Ancienne banquière d'affaire pour Goldman & Sachs, Alice Weidel était encore inconnue du grand public il y a quelques mois, mais sa nomination en tant que co-candidate de l'extrême droite allemande suscite la curiosité. En couple avec une réalisatrice suisse d'origine sri-lankaise, mère adoptive de deux enfants en bas âge qu'elle élève avec sa compagne, Alice Weidel veut incarner une frange plus modérée d'AfD. Avec Alexander Gauland, ils forment un duo bien rôdé entre sorties volontairement provocatrices de l'un (contre un joueur de foot d'origine ghanéennes il a dit qu'il ne "voudrait pas l'avoir comme voisin"), et précautions de l'autre, luttant contre les accusations d'extrême et de raciste contre son parti.
Homonationalisme
Interrogée sur le débat du mariage pour tous, auquel elle a affirmé qu’elle était opposée, Alice Weidel avait employée une ruse bien essuyée par Marine Le Pen, qui consistait à glisser la xénophobie comme une réponse à l'homophobie ou au sexisme.

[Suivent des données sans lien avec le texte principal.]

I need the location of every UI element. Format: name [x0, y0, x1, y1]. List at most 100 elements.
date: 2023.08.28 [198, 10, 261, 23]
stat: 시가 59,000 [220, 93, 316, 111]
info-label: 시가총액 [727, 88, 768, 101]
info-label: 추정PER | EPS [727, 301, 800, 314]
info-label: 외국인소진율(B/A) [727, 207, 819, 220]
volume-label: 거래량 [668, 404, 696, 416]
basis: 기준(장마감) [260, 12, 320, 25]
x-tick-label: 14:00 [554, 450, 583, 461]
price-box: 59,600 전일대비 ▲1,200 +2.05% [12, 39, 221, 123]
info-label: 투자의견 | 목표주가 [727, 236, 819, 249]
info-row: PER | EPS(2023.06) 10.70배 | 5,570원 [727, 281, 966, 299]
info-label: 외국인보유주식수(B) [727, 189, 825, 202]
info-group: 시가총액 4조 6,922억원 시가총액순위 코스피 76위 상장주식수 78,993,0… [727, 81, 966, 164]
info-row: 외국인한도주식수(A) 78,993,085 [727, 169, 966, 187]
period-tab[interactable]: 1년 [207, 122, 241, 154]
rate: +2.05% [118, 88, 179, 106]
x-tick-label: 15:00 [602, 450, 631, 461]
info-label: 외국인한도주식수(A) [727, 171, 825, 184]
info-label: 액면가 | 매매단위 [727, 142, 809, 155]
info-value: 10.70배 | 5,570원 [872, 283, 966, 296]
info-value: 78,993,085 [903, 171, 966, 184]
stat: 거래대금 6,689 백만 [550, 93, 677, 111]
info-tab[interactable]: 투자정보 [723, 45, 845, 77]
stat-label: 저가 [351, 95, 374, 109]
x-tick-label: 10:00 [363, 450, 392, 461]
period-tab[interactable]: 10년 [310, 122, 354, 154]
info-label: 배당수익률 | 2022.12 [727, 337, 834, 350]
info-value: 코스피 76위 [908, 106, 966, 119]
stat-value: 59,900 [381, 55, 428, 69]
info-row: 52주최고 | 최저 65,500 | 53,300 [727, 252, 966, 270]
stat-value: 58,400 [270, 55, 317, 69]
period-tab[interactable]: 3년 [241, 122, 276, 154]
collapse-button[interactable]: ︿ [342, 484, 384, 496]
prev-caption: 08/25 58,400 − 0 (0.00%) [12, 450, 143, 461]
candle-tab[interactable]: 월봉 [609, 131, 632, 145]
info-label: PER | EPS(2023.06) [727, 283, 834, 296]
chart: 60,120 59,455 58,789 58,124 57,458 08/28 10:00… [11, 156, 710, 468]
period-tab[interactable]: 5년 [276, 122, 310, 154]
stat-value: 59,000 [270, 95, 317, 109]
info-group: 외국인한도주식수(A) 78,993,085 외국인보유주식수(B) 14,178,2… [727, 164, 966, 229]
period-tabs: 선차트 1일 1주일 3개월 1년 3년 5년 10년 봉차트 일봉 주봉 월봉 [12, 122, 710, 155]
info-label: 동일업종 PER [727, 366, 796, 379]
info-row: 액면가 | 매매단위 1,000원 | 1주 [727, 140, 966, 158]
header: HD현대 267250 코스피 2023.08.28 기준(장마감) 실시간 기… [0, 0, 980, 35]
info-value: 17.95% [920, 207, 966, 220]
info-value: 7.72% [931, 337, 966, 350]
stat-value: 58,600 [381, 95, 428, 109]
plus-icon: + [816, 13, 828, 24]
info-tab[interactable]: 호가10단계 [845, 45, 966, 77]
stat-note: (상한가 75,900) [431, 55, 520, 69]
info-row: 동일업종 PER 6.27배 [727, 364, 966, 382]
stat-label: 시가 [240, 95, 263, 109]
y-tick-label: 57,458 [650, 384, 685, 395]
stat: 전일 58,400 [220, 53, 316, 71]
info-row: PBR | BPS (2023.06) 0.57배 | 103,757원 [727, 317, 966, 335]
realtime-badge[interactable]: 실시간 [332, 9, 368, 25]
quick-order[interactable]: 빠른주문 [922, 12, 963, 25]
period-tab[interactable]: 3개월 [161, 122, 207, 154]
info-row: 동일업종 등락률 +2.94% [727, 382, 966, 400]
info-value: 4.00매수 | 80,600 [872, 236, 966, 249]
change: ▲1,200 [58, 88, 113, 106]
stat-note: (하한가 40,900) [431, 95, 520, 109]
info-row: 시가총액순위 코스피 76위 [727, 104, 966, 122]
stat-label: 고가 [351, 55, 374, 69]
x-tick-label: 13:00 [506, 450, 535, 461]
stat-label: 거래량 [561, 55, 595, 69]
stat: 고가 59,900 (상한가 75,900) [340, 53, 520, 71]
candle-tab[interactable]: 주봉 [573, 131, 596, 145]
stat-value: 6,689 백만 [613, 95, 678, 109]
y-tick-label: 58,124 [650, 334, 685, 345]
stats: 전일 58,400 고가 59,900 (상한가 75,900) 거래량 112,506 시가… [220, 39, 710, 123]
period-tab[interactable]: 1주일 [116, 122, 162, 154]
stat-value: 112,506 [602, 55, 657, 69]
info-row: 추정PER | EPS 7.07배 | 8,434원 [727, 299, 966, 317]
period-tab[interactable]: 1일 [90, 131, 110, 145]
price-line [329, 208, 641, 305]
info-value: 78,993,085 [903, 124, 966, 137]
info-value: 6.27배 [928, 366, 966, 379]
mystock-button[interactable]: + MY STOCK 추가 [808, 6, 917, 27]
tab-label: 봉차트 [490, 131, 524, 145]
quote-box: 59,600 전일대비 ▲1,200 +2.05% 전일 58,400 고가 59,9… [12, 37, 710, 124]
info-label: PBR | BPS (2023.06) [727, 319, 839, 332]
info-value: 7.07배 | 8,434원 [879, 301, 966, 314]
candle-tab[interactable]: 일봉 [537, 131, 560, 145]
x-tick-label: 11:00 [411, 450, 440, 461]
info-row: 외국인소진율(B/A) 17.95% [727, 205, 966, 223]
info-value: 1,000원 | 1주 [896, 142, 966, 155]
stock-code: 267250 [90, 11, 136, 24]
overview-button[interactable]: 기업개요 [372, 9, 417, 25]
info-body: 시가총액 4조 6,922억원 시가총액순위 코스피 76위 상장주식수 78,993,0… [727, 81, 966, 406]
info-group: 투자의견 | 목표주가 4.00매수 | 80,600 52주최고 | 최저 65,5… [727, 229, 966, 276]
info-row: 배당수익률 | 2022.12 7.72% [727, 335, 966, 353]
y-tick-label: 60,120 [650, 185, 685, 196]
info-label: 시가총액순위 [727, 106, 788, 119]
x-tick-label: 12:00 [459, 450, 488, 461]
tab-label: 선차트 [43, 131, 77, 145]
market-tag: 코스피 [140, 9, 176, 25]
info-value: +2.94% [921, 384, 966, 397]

"Des millions de musulmans pour qui l'homosexualité est un crime sont en train d'arriver illégalement en Allemagne et menacent notre liberté", déclarait-elle au moment du vote sur le mariage pour tous. Ou se disant opposée à la multiplication en Allemagne des "zones de non-droit pour les femmes (...) où ma compagne et moi nous ne pouvons plus aller."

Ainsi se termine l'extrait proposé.